The sensory supply of the hip joint is provided by articular branches coming from several nerves (obturator, femoral and sciatic) and by the lumbar sympathetic plexus. The most important nervous suppliers are the articular branches of the obturator nerve and of the nerve to the quadratus femoris. The most bothersome pain is the pain involved in hip flexion (which prevents climbing of stairs, walking and putting trousers on) and hip external rotation (makes difficult genital area hygiene and sexual intercourse). This pain is mostly transmitted through the obturator nerve.
Open surgical section of the obturator nerve to treat hip osteoarthritis pain has been performed in the past, but the unsatisfactory results and residual symptoms attributable to nerve section led to a gradual decline in the popularity of the procedure, and it was eventually dropped. To eliminate these problems a percutaneous RF denervation was devised. This procedure has been perfected over the years to the present day and can be applied to the elderly as well as to people with poor general condition or significant obesity. It is carried out on an outpatient basis, so no admission to a hospital is required, and percutaneously, so it is performed using needles and does not, therefore, involve cuts in the skin.
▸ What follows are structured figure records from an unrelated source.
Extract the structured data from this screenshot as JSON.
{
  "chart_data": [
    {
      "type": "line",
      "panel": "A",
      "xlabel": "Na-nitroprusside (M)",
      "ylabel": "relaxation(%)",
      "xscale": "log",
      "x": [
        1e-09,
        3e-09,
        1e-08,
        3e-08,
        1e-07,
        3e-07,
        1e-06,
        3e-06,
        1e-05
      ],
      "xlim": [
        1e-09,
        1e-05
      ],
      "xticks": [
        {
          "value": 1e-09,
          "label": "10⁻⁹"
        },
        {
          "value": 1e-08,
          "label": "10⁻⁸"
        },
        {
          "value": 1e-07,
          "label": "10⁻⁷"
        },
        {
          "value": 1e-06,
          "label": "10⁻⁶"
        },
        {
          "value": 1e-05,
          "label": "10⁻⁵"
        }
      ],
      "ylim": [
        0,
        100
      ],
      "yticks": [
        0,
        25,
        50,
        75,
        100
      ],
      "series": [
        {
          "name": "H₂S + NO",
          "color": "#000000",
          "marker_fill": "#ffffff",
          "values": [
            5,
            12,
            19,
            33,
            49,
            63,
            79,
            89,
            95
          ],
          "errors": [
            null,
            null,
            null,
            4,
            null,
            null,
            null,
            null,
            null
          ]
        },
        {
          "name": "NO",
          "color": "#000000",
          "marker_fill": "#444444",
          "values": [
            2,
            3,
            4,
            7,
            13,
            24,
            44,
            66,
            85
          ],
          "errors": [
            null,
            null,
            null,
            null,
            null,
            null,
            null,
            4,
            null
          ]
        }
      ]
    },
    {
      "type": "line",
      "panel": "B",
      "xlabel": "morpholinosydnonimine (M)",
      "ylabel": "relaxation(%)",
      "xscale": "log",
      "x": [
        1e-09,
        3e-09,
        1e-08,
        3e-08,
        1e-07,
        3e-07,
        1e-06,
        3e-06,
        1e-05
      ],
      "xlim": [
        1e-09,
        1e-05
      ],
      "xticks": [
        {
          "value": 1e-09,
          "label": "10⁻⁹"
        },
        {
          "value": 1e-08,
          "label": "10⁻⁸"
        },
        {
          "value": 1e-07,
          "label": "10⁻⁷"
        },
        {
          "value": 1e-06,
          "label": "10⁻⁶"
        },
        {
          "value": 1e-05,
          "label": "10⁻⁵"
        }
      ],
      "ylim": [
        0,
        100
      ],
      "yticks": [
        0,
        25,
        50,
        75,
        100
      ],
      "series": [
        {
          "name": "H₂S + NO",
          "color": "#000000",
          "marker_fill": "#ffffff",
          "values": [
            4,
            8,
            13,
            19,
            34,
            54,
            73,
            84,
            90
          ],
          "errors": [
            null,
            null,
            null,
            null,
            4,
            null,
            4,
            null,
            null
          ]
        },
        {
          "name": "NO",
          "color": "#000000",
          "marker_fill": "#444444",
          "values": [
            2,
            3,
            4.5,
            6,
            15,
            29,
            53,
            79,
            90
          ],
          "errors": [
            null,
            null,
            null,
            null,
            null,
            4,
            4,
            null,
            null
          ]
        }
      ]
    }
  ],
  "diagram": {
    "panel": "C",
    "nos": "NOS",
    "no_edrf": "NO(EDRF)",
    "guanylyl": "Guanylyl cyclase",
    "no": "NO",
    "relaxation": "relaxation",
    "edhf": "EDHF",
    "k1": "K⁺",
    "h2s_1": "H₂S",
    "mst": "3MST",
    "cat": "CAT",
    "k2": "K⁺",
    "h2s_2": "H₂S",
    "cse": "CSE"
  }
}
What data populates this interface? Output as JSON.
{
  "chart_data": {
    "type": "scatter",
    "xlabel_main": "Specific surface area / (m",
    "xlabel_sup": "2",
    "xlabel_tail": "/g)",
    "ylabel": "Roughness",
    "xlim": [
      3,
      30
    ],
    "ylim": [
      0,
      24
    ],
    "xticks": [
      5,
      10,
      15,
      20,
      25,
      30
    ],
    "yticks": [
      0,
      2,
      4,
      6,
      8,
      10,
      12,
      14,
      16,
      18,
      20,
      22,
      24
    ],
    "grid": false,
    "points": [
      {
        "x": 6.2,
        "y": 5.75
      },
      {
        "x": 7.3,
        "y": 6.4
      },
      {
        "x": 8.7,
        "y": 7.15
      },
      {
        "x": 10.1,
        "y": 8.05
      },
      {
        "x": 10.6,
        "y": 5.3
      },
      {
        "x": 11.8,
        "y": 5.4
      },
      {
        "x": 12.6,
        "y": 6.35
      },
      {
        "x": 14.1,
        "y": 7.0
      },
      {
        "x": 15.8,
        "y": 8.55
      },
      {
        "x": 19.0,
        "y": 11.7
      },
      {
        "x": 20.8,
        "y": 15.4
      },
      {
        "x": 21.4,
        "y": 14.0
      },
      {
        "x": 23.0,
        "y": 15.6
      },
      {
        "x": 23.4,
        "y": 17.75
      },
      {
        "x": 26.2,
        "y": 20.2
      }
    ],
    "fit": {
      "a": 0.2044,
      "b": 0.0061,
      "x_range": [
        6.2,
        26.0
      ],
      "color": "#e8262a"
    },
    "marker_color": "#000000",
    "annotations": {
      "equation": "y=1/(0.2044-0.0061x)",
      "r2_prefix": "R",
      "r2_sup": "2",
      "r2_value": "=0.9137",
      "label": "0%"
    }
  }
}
Percutaneous RF hip denervation sketch
Intra-operative picture of percutaneous RF hip denervation
Percutaneous RF hip denervation sketch

Intra-operative picture of percutaneous RF hip denervation

The results of this surgical procedure vary according to the degree of progression of the hip osteoarthritis, but the most important thing is that, if the pain is not controlled, a hip prosthesis is always available. It is not infrequent for the initial result to be satisfactory and then the pain to come back over time, in which case the procedure will have to be repeated.